I seriously question the author's judgement when describing the methods in this manner. Personally, I don't like the very mechanical approach of presenting the tools. Still, there will definitely be some methods that you would like to look further into. For this reason the book could have been a three star book, if the author would have given the reader some advice for further readings. If the case studies would have been more illustrative the book would probably be worth four stars.
The book is printed in full color on pretty good paper. The layout of the book feels modern and professional.
For a classroom, for conferences and retreats, for a large company looking for exciting new process ideas for working with different groups, for people who get bored easily or want to break out of a rut, or for folks looking for neat ways to present information, this book has some very fun and inspiring ideas. For small teams with a good process in place, it might be hard to justify the additional time and cost for some of the fancier ideas, and the simpler ones (sketching out ideas, observing people using your product) you probably use already.

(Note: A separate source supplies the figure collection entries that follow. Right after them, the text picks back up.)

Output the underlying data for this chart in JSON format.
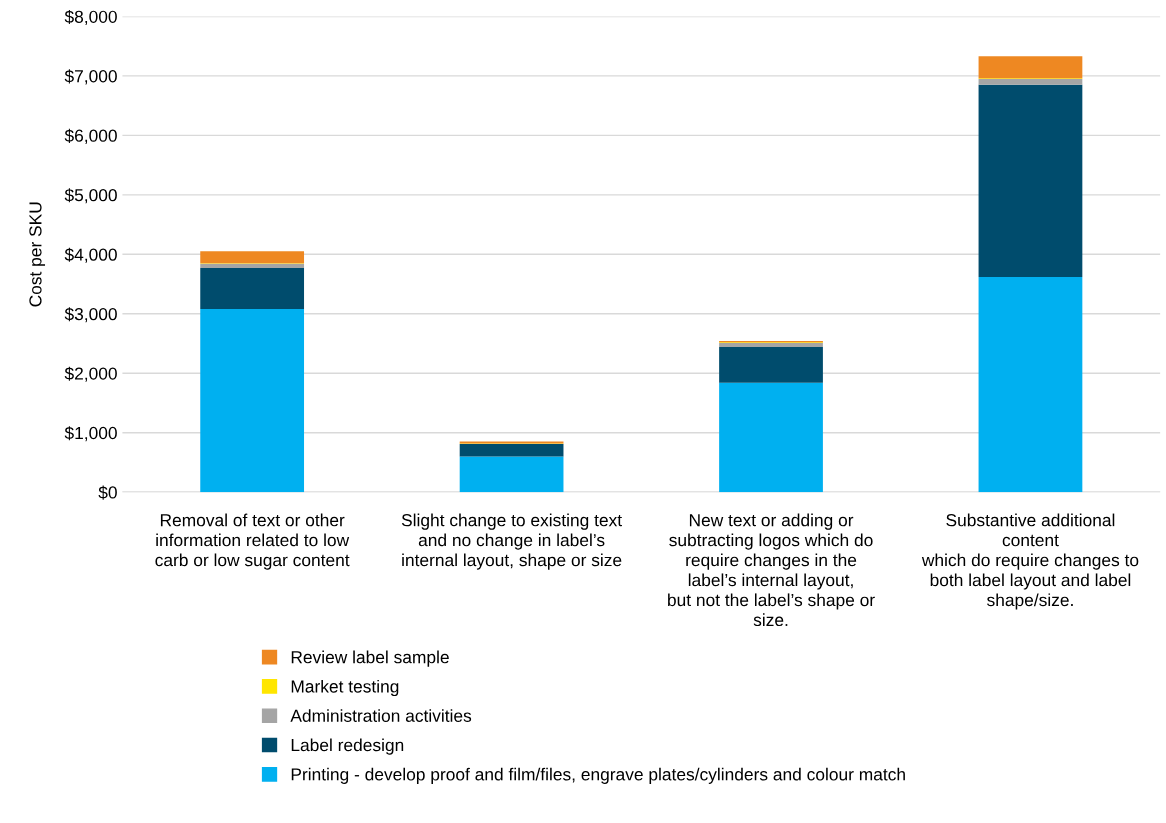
{
  "chart_data": {
    "type": "bar",
    "stacked": true,
    "ylabel": "Cost per SKU",
    "categories": [
      "Removal of text or other\ninformation related to low\ncarb or low sugar content",
      "Slight change to existing text\nand no change in label’s\ninternal layout, shape or size",
      "New text or adding or\nsubtracting logos which do\nrequire changes in the\nlabel’s internal layout,\nbut not the label’s shape or\nsize.",
      "Substantive additional\ncontent\nwhich do require changes to\nboth label layout and label\nshape/size."
    ],
    "series": [
      {
        "name": "Printing - develop proof and film/files, engrave plates/cylinders and colour match",
        "color": "#00b0f0",
        "values": [
          3080,
          600,
          1840,
          3620
        ]
      },
      {
        "name": "Label redesign",
        "color": "#004c6d",
        "values": [
          690,
          210,
          600,
          3230
        ]
      },
      {
        "name": "Administration activities",
        "color": "#a5a5a5",
        "values": [
          70,
          null,
          70,
          100
        ]
      },
      {
        "name": "Market testing",
        "color": "#ffe600",
        "values": [
          10,
          10,
          10,
          10
        ]
      },
      {
        "name": "Review label sample",
        "color": "#ee8822",
        "values": [
          200,
          30,
          20,
          370
        ]
      }
    ],
    "ylim": [
      0,
      8000
    ],
    "yticks": [
      {
        "value": 0,
        "label": "$0"
      },
      {
        "value": 1000,
        "label": "$1,000"
      },
      {
        "value": 2000,
        "label": "$2,000"
      },
      {
        "value": 3000,
        "label": "$3,000"
      },
      {
        "value": 4000,
        "label": "$4,000"
      },
      {
        "value": 5000,
        "label": "$5,000"
      },
      {
        "value": 6000,
        "label": "$6,000"
      },
      {
        "value": 7000,
        "label": "$7,000"
      },
      {
        "value": 8000,
        "label": "$8,000"
      }
    ],
    "grid": "y",
    "legend": "bottom"
  }
}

So this book is not for everyone. Say it's for you -- it's a well designed book with lots of ideas. Each idea is presented with a full-page photo; a quick guide to the benefits, input, and output; step by step instructions with lots of drawings and examples; and an example project. There are interesting discussion of the seven different "modes of thinking":
* sense intent
* know context
* know people
* frame insights
* explore concepts
* frame solutions
* realize offerings
It's an intriguing book, and a pleasure to read.
Design has become a very popular concept in management over the past several years. Unfortunately, design has been like quantum physics in its application. It was hard to explain and the concepts often seemed to be both contradictory and useful at the same time.
In 101 Design Methods: A Structured Approach for Driving Innovation in Your Organization, Professor Kumar leverages his wealth of experience in practical design to provide a very approachable, consistent, and understandable methodology for design. The chapters are laid out in a logical sequence, and the author is ruthlessly consistent in applying the methodology. The entire book is structured, and the subsections are numbered in a way that constantly brings you back to the underlying process.
Each step is described in detail with the inputs, techniques, outputs, and information flows clearly articulated. There are examples with pictures sprinkled through every chapter.
The book is lavishly illustrated and brightly colored. (When I read the book on the commute to work, I routinely had people on the DC metro asking me to let them page through it.) It is fun to read, and I bought five copies of the book the day after I read it to immediately apply Professor Kumar's techniques to a real world, strategic issue my group was wrestling with.
The results have been phenomenal.
Bravo Professor Kumar!
Now, if you would just write a book on quantum mechanics!